Over the past few months, I’ve been considering why the status quo has become so untenable and why I and so many of my colleagues are choosing the eBook option. This is especially noticeable among writers like myself who, a few years ago, suddenly found ourselves in ‘mid-list limbo’ – experienced, well reviewed writers, often middle-aged or older women, who couldn’t find a publishing deal for love nor money. We are not celebrities, we are not stunning debut novelists and although some of us might claim to be ‘literary’ we are not so wildly experimental that the literati will admit us to that exclusive inner circle.

When we or our agents – for many of us have agents – submit work, it will be met with fulsome praise, even from hard-nosed editors. ‘I just love this novel’ an editor will say. ‘But I’m afraid I can’t take my marketing department with me.’  We may have written something beautiful and moving and absorbing but it is never going to sell many thousands of copies in whatever supermarket passes for a bookshop these days.
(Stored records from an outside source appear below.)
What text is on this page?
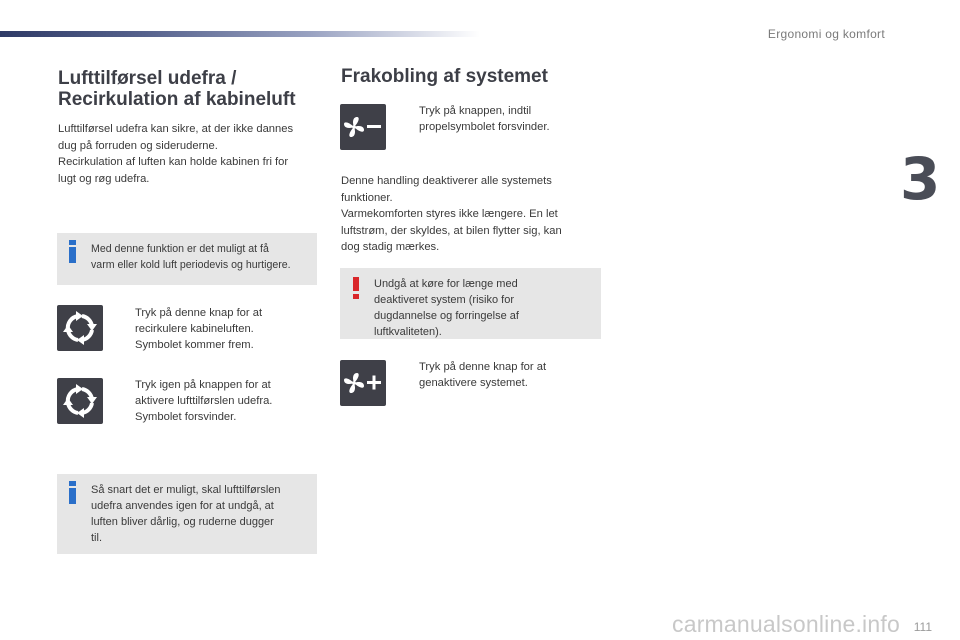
Ergonomi og komfort
3
Lufttilførsel udefra /
Recirkulation af kabineluft
Lufttilførsel udefra kan sikre, at der ikke dannes
dug på forruden og sideruderne.
Recirkulation af luften kan holde kabinen fri for
lugt og røg udefra.
Med denne funktion er det muligt at få
varm eller kold luft periodevis og hurtigere.
Tryk på denne knap for at
recirkulere kabineluften.
Symbolet kommer frem.
Tryk igen på knappen for at
aktivere lufttilførslen udefra.
Symbolet forsvinder.
Så snart det er muligt, skal lufttilførslen
udefra anvendes igen for at undgå, at
luften bliver dårlig, og ruderne dugger
til.
Frakobling af systemet
Tryk på knappen, indtil
propelsymbolet forsvinder.
Denne handling deaktiverer alle systemets
funktioner.
Varmekomforten styres ikke længere. En let
luftstrøm, der skyldes, at bilen flytter sig, kan
dog stadig mærkes.
Undgå at køre for længe med
deaktiveret system (risiko for
dugdannelse og forringelse af
luftkvaliteten).
Tryk på denne knap for at
genaktivere systemet.
111
carmanualsonline.info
Thirty years ago, it would have been published if an editor truly loved it, and the publication would have been financed by the blockbusters or celebrity bios. Now, your manuscript will come crawling slowly back to you, with editorial regret. Conventional publishing has become a hall of mirrors, a place where people forever admire their own reflections – a place without any obvious entrances or exits.
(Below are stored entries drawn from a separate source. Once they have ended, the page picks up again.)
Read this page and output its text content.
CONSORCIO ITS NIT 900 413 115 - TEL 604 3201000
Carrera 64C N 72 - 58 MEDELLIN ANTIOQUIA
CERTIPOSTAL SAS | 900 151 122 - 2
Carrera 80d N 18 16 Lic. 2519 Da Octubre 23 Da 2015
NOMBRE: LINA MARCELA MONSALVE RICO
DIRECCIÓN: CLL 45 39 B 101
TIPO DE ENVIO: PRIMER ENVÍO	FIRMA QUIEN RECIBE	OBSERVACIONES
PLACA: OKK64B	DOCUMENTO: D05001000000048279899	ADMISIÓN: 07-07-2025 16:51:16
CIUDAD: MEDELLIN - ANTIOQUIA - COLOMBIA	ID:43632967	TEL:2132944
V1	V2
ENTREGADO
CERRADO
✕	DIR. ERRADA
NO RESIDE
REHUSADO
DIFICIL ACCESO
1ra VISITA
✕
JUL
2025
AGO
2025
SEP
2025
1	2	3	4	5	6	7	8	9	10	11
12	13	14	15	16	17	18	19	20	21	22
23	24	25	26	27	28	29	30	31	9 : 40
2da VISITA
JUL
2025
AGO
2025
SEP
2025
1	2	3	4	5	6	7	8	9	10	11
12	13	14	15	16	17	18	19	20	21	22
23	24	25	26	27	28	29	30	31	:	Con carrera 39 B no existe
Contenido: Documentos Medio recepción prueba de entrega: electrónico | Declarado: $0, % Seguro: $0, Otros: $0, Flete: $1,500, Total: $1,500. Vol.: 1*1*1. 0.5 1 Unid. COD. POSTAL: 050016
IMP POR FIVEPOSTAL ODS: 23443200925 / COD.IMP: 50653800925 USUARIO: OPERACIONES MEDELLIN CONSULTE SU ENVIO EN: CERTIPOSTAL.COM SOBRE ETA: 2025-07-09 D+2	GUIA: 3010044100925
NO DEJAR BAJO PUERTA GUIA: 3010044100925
There are a great many of us mid list writers who – despairing of the way in which we have been relegated to the sidelines – are starting to upload not just our out-of-print back lists to Kindle or other platforms, but also the new work which we and our agents have been struggling to sell. In the olden days, we might have gathered subscriptions from family and friends and patrons, as the poet Robert Burns did, to fund publication. The downside is that there are lots of people who are too inexperienced to know how little they know, and some of the work available online is probably unreadable by all but family and friends. The democratisation of publishing has brought a certain amount of chaos in its wake, but that doesn’t make it any less exciting for those writers who are genuinely prepared to hone their craft.

Most writers these days, however professional, don’t earn enough from their writing to make a living, so you may as well write what you genuinely want to write in the time available to you. Follow your heart. If you are a young, or just starting out, by all means have a go at conventional markets. But if you have a novel or novels which have been well edited and highly praised, but remain unsold, you can at least choose to get them out there yourself and let them take their chances while you get on with the next project. The chances may actually be quite good. Those middle aged and older readers buy lots of books and now they are probably going to be asking for Kindles for Christmas as well.